The British thinker Matthew Tindal held that Reason was not enough of a standard to hold Religion up to. A purely Reasonable Religion, for Tindal, was missing the point of religion. According to Tindal, "all beliefs and practices must be judged not only by natural reason but by their ability to promote human happiness." (Modern Christian Thought, Livingston, pg. 23) If we were to only judge things on their logical consistency, we would only be left with a mind full of prepositions and ideas, and our lives would not be better. Therefore, we have to not only test the reasonableness of religion, we need to test of how it effects our everyday life and mood.
Tindal's thought continues in this vein: "God's purpose in creation was not for His own glory or advantage, but the happiness of His creatures. God thus demands of us only what will contribute to our perfection and happiness." (pg. 23, italics added) We attain this happiness and perfection through discerning the universal, unchanging truth and putting it into action. Put another way, we become happy by reasoning out morality and putting it into action. "The end of religion, then, is morality, for true religion consists 'in a constant disposition of mind to do all the good we can, and thereby render ourselves acceptable to God in answering the of our creation.'" (pg. 24)
If God's purpose in creation was to make us happy, then our purpose in life is not to make God happy. Our purpose in life is then transformed into a mission to make ourselves happy through the practice of correct action. On top of this, the end of religion is not God, but ourselves. Religion exists solely for our sake. Our morality comes from God, but is not for God.

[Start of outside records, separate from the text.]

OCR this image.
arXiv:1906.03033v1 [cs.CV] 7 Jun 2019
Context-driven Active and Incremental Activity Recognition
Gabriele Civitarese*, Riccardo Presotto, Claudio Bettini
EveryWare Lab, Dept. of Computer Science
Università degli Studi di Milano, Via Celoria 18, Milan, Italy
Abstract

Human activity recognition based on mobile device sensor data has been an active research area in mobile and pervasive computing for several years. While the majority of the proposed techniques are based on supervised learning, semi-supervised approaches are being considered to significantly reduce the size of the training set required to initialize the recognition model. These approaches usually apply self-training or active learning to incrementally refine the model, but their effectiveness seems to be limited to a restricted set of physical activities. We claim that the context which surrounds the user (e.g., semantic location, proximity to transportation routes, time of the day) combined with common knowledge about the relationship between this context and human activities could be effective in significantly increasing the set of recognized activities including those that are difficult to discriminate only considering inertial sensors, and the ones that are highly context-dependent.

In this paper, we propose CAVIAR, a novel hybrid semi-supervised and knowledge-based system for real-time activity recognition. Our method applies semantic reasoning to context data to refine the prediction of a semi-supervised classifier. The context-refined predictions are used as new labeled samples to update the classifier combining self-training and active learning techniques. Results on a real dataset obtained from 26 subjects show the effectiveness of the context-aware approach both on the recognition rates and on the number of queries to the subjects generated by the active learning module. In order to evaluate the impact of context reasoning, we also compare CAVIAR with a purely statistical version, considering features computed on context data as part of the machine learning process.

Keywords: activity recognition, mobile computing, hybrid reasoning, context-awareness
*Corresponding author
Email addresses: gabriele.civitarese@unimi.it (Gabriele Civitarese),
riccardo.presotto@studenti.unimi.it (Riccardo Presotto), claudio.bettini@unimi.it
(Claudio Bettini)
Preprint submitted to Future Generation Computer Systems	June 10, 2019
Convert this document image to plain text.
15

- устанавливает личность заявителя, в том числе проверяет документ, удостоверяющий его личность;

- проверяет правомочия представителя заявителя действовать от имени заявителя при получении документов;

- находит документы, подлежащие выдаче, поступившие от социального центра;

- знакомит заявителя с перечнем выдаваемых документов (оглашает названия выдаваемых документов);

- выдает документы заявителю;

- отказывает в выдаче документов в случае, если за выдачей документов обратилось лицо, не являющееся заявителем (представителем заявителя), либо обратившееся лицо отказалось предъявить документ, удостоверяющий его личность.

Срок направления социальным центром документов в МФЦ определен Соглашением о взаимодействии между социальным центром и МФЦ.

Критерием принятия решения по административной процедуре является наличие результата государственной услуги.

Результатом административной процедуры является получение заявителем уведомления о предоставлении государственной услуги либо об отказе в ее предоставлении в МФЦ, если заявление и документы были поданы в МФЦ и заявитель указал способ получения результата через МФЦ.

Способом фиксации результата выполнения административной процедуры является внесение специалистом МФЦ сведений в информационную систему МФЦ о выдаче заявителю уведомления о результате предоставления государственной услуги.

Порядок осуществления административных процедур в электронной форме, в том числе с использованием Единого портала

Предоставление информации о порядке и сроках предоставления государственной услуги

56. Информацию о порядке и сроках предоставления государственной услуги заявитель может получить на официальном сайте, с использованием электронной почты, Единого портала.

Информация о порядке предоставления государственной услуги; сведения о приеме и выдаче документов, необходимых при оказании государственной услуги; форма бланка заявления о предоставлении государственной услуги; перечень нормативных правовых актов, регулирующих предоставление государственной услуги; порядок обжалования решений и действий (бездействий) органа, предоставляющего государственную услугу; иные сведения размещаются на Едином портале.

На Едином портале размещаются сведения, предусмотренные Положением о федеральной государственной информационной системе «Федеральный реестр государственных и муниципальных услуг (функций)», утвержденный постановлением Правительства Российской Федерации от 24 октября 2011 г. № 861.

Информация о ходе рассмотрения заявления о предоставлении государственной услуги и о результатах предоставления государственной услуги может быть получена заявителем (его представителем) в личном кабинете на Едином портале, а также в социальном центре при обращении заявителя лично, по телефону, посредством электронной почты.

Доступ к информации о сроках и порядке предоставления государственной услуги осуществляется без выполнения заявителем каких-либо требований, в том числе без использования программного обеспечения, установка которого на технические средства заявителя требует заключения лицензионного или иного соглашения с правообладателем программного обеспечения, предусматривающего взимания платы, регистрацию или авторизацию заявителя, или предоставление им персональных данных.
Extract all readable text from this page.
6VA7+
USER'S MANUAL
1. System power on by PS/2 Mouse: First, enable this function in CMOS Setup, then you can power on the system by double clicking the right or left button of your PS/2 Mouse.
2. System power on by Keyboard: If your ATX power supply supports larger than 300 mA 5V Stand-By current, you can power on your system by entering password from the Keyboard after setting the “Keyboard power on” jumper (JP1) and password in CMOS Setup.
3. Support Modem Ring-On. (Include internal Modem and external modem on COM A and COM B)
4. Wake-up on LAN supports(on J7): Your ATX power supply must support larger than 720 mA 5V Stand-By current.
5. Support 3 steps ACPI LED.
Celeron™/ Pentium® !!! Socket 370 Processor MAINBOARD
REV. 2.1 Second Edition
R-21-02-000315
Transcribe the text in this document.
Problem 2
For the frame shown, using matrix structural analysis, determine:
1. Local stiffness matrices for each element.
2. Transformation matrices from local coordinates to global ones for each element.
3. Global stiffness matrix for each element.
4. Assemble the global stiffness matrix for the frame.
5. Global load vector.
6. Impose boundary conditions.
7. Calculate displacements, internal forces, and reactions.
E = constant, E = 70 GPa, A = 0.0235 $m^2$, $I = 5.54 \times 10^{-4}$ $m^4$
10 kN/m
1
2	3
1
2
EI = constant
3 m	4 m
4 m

The French thinker Voltaire took this idea further. Voltaire held that religion should be the practice of morality. His ideal church service would consist of of "primarily...praise and adoration and lessons in morality." (pg. 28) This is what the Church should become according to Voltaire. It should become a place to gather and to be told how to act and behave according to a certain set of moral rules. In doing so, we strip the doctrines and creeds of content that do not hold up to our conception of morality. Tindal held that "Anything in religion that is not required of our moral life should be removed, for the more one 'is not of a moral nature, the less he will be able to attend those that are.'" (pg. 24) According to Livingston, Tindal went so far that he was "willing to call everything in religion superstitious and dangerous which is not directly conductive to morality." (pg. 24)
Not only is this what the Church should become according to Tindal and Voltaire, but it has become this. We, as a Church, have become ignorant of doctrines and their meaning. We have gotten rid of the sacraments and replaced them with moral lessons. When we hear a sermon, we do not want to hear about the divine homoousia and the internationality of the Trinity. We want to hear how to be better people and how to be happier. We get bored by theology and cling to morality. The religion of Christianity in parts has become a religion of morality. This leads to not only a prevalent anti-intellectualism but a perversion of the Gospel. We want God to be for us, but we do not want to be for God. We have reversed how the relationship between humanity and God operates.